At its commercial centre the high rises look like a New York mini-me while the ancient port of Jaffa in the south exudes charm in its yellow stone architecture and winding hilly alleyways.

Then there’s museums, markets, shopping and above all, a simply sensational foodie scene. This city has it all and, unbelievably, all packed into a compact area of just 52 km² (around 20 miles).

Check out the beaches

Grab your fiip flops because Tel Aviv is a seafront city with a Tayelet (promenade) that hems a gorgeous stretch of 12 soft sand beaches, each with its own – if somewhat insouciant – personality.

Metzizim in the north is a superb family beach with shallow waters and a life guard. It’s followed by the Religious beach with allocated days for men and women.

Further along is the gay beach in front of the Hilton right off Independence Park. It has become a trendy hot spot because of its fun vibe.
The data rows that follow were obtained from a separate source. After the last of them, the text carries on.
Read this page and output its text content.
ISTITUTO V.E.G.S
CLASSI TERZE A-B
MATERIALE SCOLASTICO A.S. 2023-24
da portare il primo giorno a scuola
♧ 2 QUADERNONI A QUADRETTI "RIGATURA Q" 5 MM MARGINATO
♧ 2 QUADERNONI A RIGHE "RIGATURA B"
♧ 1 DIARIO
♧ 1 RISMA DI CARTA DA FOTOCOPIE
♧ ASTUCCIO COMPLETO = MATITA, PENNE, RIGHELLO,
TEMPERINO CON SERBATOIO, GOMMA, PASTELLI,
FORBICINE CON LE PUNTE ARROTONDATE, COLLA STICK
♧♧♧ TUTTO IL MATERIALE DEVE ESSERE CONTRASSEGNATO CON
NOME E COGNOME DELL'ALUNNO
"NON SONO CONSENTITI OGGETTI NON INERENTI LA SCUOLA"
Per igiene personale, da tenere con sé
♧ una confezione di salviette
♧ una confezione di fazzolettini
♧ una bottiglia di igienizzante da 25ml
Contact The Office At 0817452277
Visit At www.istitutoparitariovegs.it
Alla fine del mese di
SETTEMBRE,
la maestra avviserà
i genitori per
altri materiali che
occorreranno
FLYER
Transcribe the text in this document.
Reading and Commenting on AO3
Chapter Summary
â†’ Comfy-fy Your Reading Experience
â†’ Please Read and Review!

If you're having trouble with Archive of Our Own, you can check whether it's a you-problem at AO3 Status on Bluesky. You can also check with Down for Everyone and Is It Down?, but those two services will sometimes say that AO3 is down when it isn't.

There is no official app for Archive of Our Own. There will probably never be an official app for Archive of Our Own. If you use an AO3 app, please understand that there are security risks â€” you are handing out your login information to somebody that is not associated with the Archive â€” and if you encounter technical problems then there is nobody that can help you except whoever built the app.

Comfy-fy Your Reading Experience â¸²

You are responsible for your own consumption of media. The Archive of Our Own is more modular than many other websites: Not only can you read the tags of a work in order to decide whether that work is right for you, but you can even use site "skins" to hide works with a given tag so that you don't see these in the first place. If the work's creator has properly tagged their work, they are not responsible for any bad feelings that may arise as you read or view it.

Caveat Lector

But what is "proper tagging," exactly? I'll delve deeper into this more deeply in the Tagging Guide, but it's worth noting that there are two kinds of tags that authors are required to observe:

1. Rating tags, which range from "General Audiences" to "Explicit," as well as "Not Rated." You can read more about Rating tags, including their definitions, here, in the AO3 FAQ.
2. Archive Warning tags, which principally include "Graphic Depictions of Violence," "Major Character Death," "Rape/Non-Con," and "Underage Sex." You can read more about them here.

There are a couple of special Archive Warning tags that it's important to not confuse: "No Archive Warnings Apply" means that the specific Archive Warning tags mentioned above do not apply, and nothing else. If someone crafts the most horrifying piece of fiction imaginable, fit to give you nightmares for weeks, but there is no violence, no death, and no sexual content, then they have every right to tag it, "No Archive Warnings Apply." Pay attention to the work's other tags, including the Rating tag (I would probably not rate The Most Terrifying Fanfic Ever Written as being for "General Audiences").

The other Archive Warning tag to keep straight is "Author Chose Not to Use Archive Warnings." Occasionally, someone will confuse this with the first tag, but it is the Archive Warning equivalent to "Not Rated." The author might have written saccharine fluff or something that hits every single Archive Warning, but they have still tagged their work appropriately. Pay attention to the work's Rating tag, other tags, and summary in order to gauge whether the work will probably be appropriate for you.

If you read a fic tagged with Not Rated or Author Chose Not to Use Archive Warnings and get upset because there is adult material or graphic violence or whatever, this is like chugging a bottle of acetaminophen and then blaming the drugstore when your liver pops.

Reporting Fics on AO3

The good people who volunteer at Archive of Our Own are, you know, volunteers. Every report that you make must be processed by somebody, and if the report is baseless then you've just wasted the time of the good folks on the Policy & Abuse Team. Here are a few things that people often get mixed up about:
During Pride Week it’s the busiest place in the city.

Three popular beaches Gordon, Frishman and Borashov cover the central stretch and this is where locals and tourists hang out sometimes playing matkot (paddleball).
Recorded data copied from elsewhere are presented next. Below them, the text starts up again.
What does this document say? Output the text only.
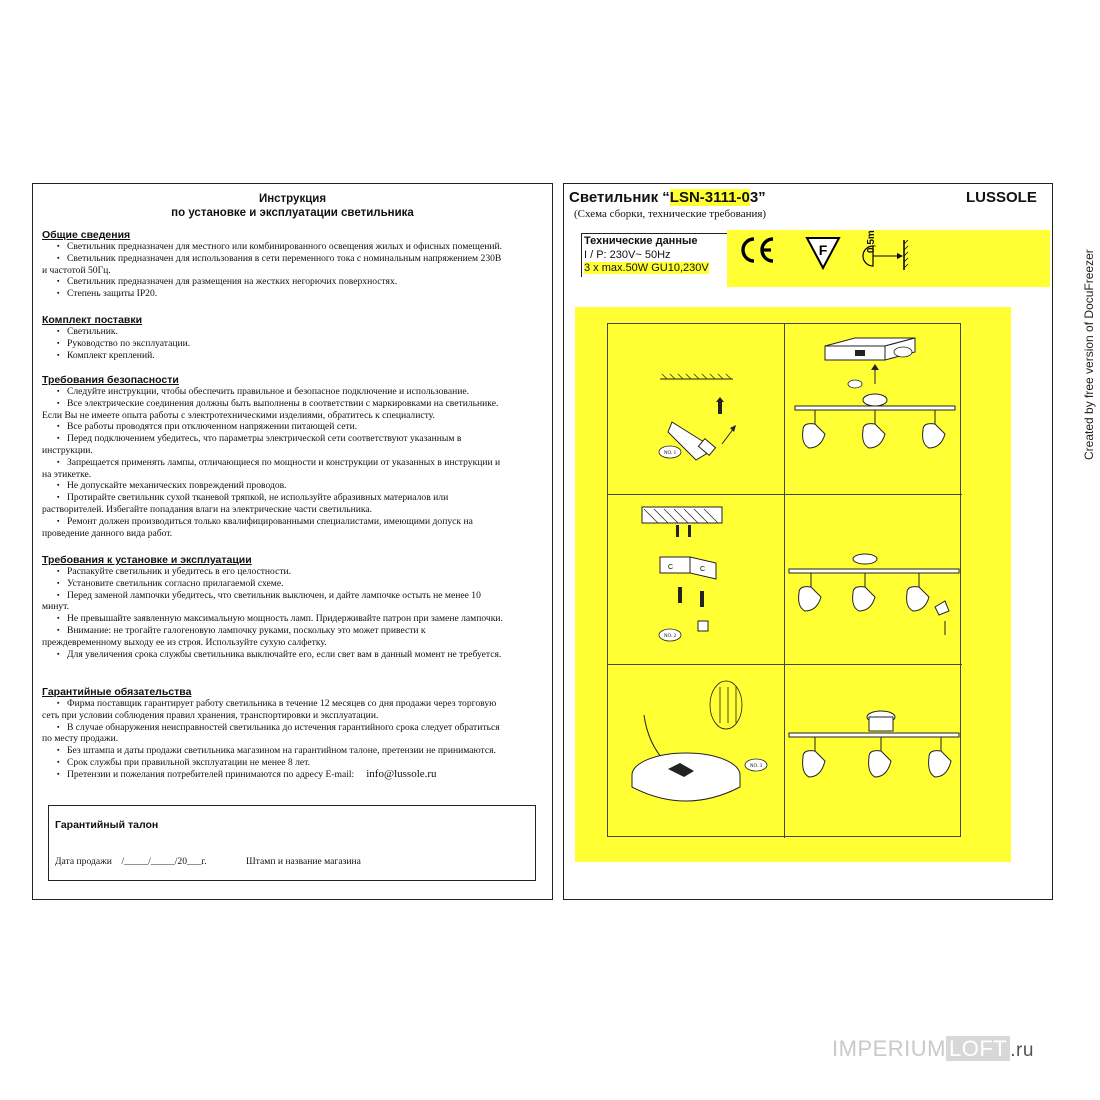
Инструкция
по установке и эксплуатации светильника
Общие сведения
▪ Светильник предназначен для местного или комбинированного освещения жилых и офисных помещений.
▪ Светильник предназначен для использования в сети переменного тока с номинальным напряжением 230В
и частотой 50Гц.
▪ Светильник предназначен для размещения на жестких негорючих поверхностях.
▪ Степень защиты IP20.
Комплект поставки
▪ Светильник.
▪ Руководство по эксплуатации.
▪ Комплект креплений.
Требования безопасности
▪ Следуйте инструкции, чтобы обеспечить правильное и безопасное подключение и использование.
▪ Все электрические соединения должны быть выполнены в соответствии с маркировками на светильнике.
Если Вы не имеете опыта работы с электротехническими изделиями, обратитесь к специалисту.
▪ Все работы проводятся при отключенном напряжении питающей сети.
▪ Перед подключением убедитесь, что параметры электрической сети соответствуют указанным в
инструкции.
▪ Запрещается применять лампы, отличающиеся по мощности и конструкции от указанных в инструкции и
на этикетке.
▪ Не допускайте механических повреждений проводов.
▪ Протирайте светильник сухой тканевой тряпкой, не используйте абразивных материалов или
растворителей. Избегайте попадания влаги на электрические части светильника.
▪ Ремонт должен производиться только квалифицированными специалистами, имеющими допуск на
проведение данного вида работ.
Требования к установке и эксплуатации
▪ Распакуйте светильник и убедитесь в его целостности.
▪ Установите светильник согласно прилагаемой схеме.
▪ Перед заменой лампочки убедитесь, что светильник выключен, и дайте лампочке остыть не менее 10
минут.
▪ Не превышайте заявленную максимальную мощность ламп. Придерживайте патрон при замене лампочки.
▪ Внимание: не трогайте галогеновую лампочку руками, поскольку это может привести к
преждевременному выходу ее из строя. Используйте сухую салфетку.
▪ Для увеличения срока службы светильника выключайте его, если свет вам в данный момент не требуется.
Гарантийные обязательства
▪ Фирма поставщик гарантирует работу светильника в течение 12 месяцев со дня продажи через торговую
сеть при условии соблюдения правил хранения, транспортировки и эксплуатации.
▪ В случае обнаружения неисправностей светильника до истечения гарантийного срока следует обратиться
по месту продажи.
▪ Без штампа и даты продажи светильника магазином на гарантийном талоне, претензии не принимаются.
▪ Срок службы при правильной эксплуатации не менее 8 лет.
▪ Претензии и пожелания потребителей принимаются по адресу E-mail: info@lussole.ru
Гарантийный талон
Дата продажи    /_____/_____/20___г.	Штамп и название магазина
Светильник “LSN-3111-03”	LUSSOLE
(Схема сборки, технические требования)
Технические данные
I / P: 230V~ 50Hz
3 x max.50W GU10,230V
F	0,5m
NO. 1
C	C
NO. 2
NO. 3
Created by free version of DocuFreezer
IMPERIUM LOFT .ru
Guela beach has its own al fresco gym while bizarrely, Drum beach is where anyone can turn up at the weekend and beat their drums.

The stretch ends with a dog beach followed by Alma (home to the wonderful Manta Ray) and Jaffa beaches in the south of the city much loved by surfers because there are no wave breakers which means huge waves on a windy day.
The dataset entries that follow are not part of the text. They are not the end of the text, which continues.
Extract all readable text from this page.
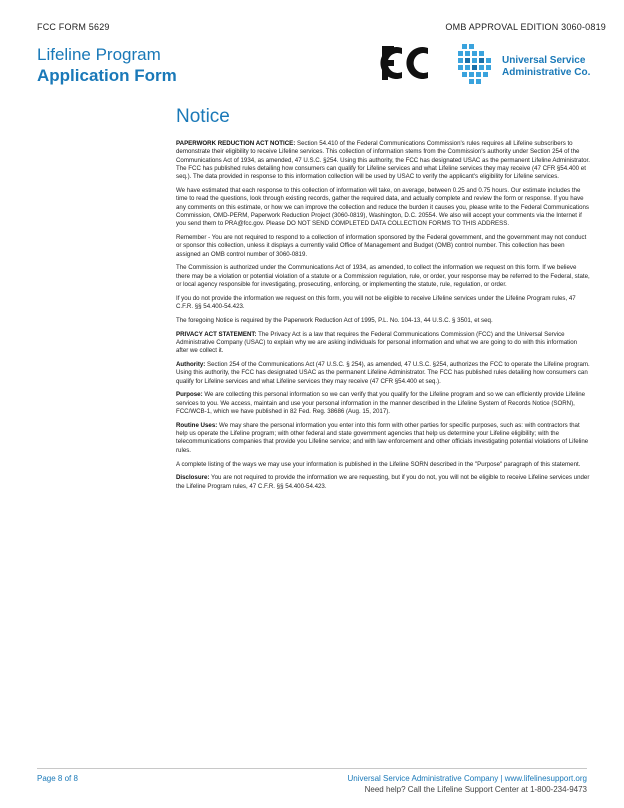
FCC FORM 5629	OMB APPROVAL EDITION 3060-0819
Lifeline Program
Application Form
Universal Service
Administrative Co.
Notice

PAPERWORK REDUCTION ACT NOTICE: Section 54.410 of the Federal Communications Commission's rules requires all Lifeline subscribers to demonstrate their eligibility to receive Lifeline services. This collection of information stems from the Commission's authority under Section 254 of the Communications Act of 1934, as amended, 47 U.S.C. §254. Using this authority, the FCC has designated USAC as the permanent Lifeline Administrator. The FCC has published rules detailing how consumers can qualify for Lifeline services and what Lifeline services they may receive (47 CFR §54.400 et seq.). The data provided in response to this information collection will be used by USAC to verify the applicant's eligibility for Lifeline services.

We have estimated that each response to this collection of information will take, on average, between 0.25 and 0.75 hours. Our estimate includes the time to read the questions, look through existing records, gather the required data, and actually complete and review the form or response. If you have any comments on this estimate, or how we can improve the collection and reduce the burden it causes you, please write to the Federal Communications Commission, OMD-PERM, Paperwork Reduction Project (3060-0819), Washington, D.C. 20554. We also will accept your comments via the Internet if you send them to PRA@fcc.gov. Please DO NOT SEND COMPLETED DATA COLLECTION FORMS TO THIS ADDRESS.

Remember - You are not required to respond to a collection of information sponsored by the Federal government, and the government may not conduct or sponsor this collection, unless it displays a currently valid Office of Management and Budget (OMB) control number. This collection has been assigned an OMB control number of 3060-0819.

The Commission is authorized under the Communications Act of 1934, as amended, to collect the information we request on this form. If we believe there may be a violation or potential violation of a statute or a Commission regulation, rule, or order, your response may be referred to the Federal, state, or local agency responsible for investigating, prosecuting, enforcing, or implementing the statute, rule, regulation, or order.

If you do not provide the information we request on this form, you will not be eligible to receive Lifeline services under the Lifeline Program rules, 47 C.F.R. §§ 54.400-54.423.

The foregoing Notice is required by the Paperwork Reduction Act of 1995, P.L. No. 104-13, 44 U.S.C. § 3501, et seq.

PRIVACY ACT STATEMENT: The Privacy Act is a law that requires the Federal Communications Commission (FCC) and the Universal Service Administrative Company (USAC) to explain why we are asking individuals for personal information and what we are going to do with this information after we collect it.

Authority: Section 254 of the Communications Act (47 U.S.C. § 254), as amended, 47 U.S.C. §254, authorizes the FCC to operate the Lifeline program. Using this authority, the FCC has designated USAC as the permanent Lifeline Administrator. The FCC has published rules detailing how consumers can qualify for Lifeline services and what Lifeline services they may receive (47 CFR §54.400 et seq.).

Purpose: We are collecting this personal information so we can verify that you qualify for the Lifeline program and so we can efficiently provide Lifeline services to you. We access, maintain and use your personal information in the manner described in the Lifeline System of Records Notice (SORN), FCC/WCB-1, which we have published in 82 Fed. Reg. 38686 (Aug. 15, 2017).

Routine Uses: We may share the personal information you enter into this form with other parties for specific purposes, such as: with contractors that help us operate the Lifeline program; with other federal and state government agencies that help us determine your Lifeline eligibility; with the telecommunications companies that provide you Lifeline service; and with law enforcement and other officials investigating potential violations of Lifeline rules.

A complete listing of the ways we may use your information is published in the Lifeline SORN described in the "Purpose" paragraph of this statement.

Disclosure: You are not required to provide the information we are requesting, but if you do not, you will not be eligible to receive Lifeline services under the Lifeline Program rules, 47 C.F.R. §§ 54.400-54.423.

Page 8 of 8	Universal Service Administrative Company | www.lifelinesupport.org
Need help? Call the Lifeline Support Center at 1-800-234-9473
Nahalat Binyamin Craft Market

The talent is awesome and coming away with a trinket or artwork is going to be hard. Furnishings, art, ceramics, jewellery, gifts, photography and items that defy description, all created by individual local artisans.

Tel Aviv Museum

Though there are several really worthwhile museums the Tel Aviv Museum of Art on Sderot Sha’ul HaMelech, is the most beautiful. The futuristic building is in itself an architectural spectacle and inside its wide open spaces you’ll find sculptures by greats such as Degas and Auguste Rodin and artworks by Chagal, Cezanne, Dali, Monet, Henri Moore, Archipenko, Picasso, Klimt, Kadinsky. Seriously, if you only have time for one museum, make it this one.

Go for a walk

Rothschild Boulevard

For a stylish yet cultural walk make time to saunter along Rothschild Boulevard. This tree lined boulevard is home to the “White City” – a clutch of world-famous German Bauhaus architecture known for straight lines and no-nonsense design.

Rothschild Boulevard is also where the Israeli Independence museum is located and its worth dropping in as this was the very place where the state of Israel was born.

Jaffa port and its flea market

Head south to the impossibly quaint ancient fishing port and city of Jaffa. Jaffa (or Joppa) dates back to biblical times and the architectural style hasn’t changed. Artists hang their artworks on the yellow stone walls of their studios and within the twisty stone passage ways almost hidden door ways that lead the way to tiny shops selling Judaica.

The Wishing Zodiac Bridge which depicts the 12 zodiacs along its stretch leads to the red-bricked Franciscan St Peter’s church which, they say, hosted Napoleon.

Jaffa has its own Flea Market where Middle Eastern trinkets, cobblers, carpet makers and small jewellery designers ply their trade.